Navigating Europe's regulatory complexities has emerged as a key consideration when entering PPAs, as highlighted by the panellists.

Dewhurst emphasised that while UK data centres currently benefit from a relatively supportive governmental stance through mechanisms like CfDs, broader European regulations pose additional layers of complexity.

In Germany, data centres face more stringent requirements, explained Biernacki, referencing the Energy Efficiency Act that mandates facilities to operate fully on renewable energy by 2027.

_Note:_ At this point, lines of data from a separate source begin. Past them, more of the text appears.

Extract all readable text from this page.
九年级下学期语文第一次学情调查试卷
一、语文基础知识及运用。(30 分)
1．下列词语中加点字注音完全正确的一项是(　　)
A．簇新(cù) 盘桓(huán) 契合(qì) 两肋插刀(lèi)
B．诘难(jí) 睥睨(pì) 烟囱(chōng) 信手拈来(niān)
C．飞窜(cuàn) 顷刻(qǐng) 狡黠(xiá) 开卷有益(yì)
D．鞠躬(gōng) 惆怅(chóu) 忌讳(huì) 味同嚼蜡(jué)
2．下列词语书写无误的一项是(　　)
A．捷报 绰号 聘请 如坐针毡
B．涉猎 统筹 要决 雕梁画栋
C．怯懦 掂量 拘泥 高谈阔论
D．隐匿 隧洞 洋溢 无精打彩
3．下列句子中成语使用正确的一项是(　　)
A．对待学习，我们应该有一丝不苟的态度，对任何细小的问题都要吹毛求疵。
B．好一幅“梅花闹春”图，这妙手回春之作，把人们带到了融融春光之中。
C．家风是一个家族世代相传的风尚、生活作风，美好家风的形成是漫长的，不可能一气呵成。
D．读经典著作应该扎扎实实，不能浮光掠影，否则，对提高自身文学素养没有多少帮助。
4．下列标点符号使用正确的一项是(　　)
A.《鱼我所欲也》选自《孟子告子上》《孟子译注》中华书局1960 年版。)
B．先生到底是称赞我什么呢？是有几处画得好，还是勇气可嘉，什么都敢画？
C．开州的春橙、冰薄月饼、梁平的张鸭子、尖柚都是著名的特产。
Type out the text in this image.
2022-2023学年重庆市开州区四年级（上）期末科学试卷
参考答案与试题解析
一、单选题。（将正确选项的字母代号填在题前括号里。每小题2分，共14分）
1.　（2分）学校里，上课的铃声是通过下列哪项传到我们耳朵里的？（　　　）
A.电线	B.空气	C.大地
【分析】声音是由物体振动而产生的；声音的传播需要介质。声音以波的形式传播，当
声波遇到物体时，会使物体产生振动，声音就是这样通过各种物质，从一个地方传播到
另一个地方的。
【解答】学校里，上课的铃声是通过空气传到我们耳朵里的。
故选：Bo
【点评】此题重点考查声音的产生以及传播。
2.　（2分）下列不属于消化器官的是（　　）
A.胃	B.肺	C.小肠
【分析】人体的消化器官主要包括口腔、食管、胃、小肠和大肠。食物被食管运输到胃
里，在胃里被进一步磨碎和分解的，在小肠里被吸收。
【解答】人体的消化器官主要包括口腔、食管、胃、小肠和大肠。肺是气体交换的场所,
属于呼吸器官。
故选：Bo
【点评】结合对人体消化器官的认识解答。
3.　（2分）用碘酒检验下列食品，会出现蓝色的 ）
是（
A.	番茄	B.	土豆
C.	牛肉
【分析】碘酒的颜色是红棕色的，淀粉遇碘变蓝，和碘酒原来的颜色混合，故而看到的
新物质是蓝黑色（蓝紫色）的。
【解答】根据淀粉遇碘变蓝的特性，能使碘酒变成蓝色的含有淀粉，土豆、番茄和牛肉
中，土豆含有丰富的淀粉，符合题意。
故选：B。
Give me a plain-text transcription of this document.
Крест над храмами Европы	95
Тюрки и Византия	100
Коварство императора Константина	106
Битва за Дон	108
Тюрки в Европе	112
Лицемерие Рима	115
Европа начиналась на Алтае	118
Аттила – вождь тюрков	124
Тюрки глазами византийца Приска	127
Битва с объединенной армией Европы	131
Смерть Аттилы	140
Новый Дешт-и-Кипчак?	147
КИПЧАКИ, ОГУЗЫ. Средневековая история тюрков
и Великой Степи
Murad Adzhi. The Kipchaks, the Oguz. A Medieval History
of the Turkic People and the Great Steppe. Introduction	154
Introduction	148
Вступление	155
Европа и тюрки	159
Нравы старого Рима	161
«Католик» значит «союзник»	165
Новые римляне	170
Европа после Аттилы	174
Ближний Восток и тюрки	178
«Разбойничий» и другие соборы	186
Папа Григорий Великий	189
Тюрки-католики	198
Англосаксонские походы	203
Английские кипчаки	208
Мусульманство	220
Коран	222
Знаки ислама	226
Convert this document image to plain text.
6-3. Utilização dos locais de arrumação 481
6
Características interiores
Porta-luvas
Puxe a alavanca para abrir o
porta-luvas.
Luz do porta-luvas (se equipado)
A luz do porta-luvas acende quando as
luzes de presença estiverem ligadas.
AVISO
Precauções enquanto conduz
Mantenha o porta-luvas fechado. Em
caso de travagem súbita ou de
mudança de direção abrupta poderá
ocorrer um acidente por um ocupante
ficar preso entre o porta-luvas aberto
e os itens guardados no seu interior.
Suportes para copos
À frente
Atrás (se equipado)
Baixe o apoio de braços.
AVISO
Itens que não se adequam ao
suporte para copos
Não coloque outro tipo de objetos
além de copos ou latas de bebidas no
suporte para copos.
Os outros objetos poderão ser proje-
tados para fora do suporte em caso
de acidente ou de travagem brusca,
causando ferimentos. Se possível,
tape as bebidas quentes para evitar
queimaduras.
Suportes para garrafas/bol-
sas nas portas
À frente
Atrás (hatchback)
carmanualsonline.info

She said this regulatory push creates a diverse response from operators — some simply procure Guarantees of Origin (GOs), while others pursue dedicated asset-specific PPAs to ensure greater sustainability credibility.

However, matching the exact scale of a data centre's energy consumption to individual renewable assets remains challenging.

Biernacki suggested that asset sizes often do not align with customer requirements, adding complexity to managing these contractual relationships, underscoring that more structured coordination is needed between stakeholders to better navigate these regulatory and logistical hurdles.

From left: Nesrine Biernacki, Originator Energy Transition and Industrial Decarbonization - EnBW, Helen Dewhurst, Manager, Strategy & Transactions, Power & Utilities - EY, and Andres Acosta, Innovation Director - LevelTen Energy on stage at Datacloud Energy & ESG 2025

24/7 renewable energy matching

While conventional PPAs have become a familiar tool for data centres, a more ambitious and precise model is emerging: 24/7 renewable energy matching.

The goal of 24/7 matching is to pair electricity consumption with renewable generation hour by hour, offering a deeper level of sustainability than conventional annual matching.

Acosta described the approach as increasingly desirable but admitted it introduces significant complexity and cost.

Because renewable sources like solar and wind generate intermittent and often unpredictable energy, precisely matching supply and demand hour by hour becomes significantly more complex, and expensive, than annual matching approaches.

“There's not a massive demand for 24/7, or 100% carbon-free energy (CFE) matching, because it's not mandated yet in many sectors,” he said, suggesting that to achieve genuine 24/7 matching purely through renewable generation assets would require substantial over-procurement — often impractical and prohibitively expensive.

Biernacki said that in Germany the challenges around intermittent generation mean providers must bundle different renewable assets, such as solar, offshore wind, and increasingly, battery storage, to approach genuine 24/7 coverage.

She emphasised that “blocking capacity somewhere has a cost,” highlighting the economic trade-offs facilities must consider in pursuit of absolute renewable matching.

“Batteries are going to help this 24/7 CFE, so for a multi-technology PPA, if we have wind, solar, and battery, I think it gives more reliability and more stable supply for the data centres.”

Yet, the drive towards 24/7 is gaining momentum, particularly among hyperscalers and large corporates motivated by ambitious environmental targets.

Dewhurst added that technologies and platforms allowing for granular energy certificates are maturing, potentially reducing future premiums.

She observed that current premiums in markets like the UK can add approximately £10 per megawatt-hour to baseline PPA costs, representing significant long-term commitments but underlining growing market interest.

“You do the maths, if they're a large power consumer who is trying to do a PPA to achieve price security and sustainability, but mainly price security, then it's unlikely to happen.”

Looking ahead

As Europe's data centre sector continues expanding, its energy strategies must evolve in tandem. The panellists highlighted that closer cooperation among energy providers, governments, and data centre operators will be crucial.

Early planning and integrated thinking around PPAs and 24/7 matching weren’t just best practices stressed during the event — they are becoming necessary business decisions for operators looking to maintain competitive, sustainable, and economically viable data centres.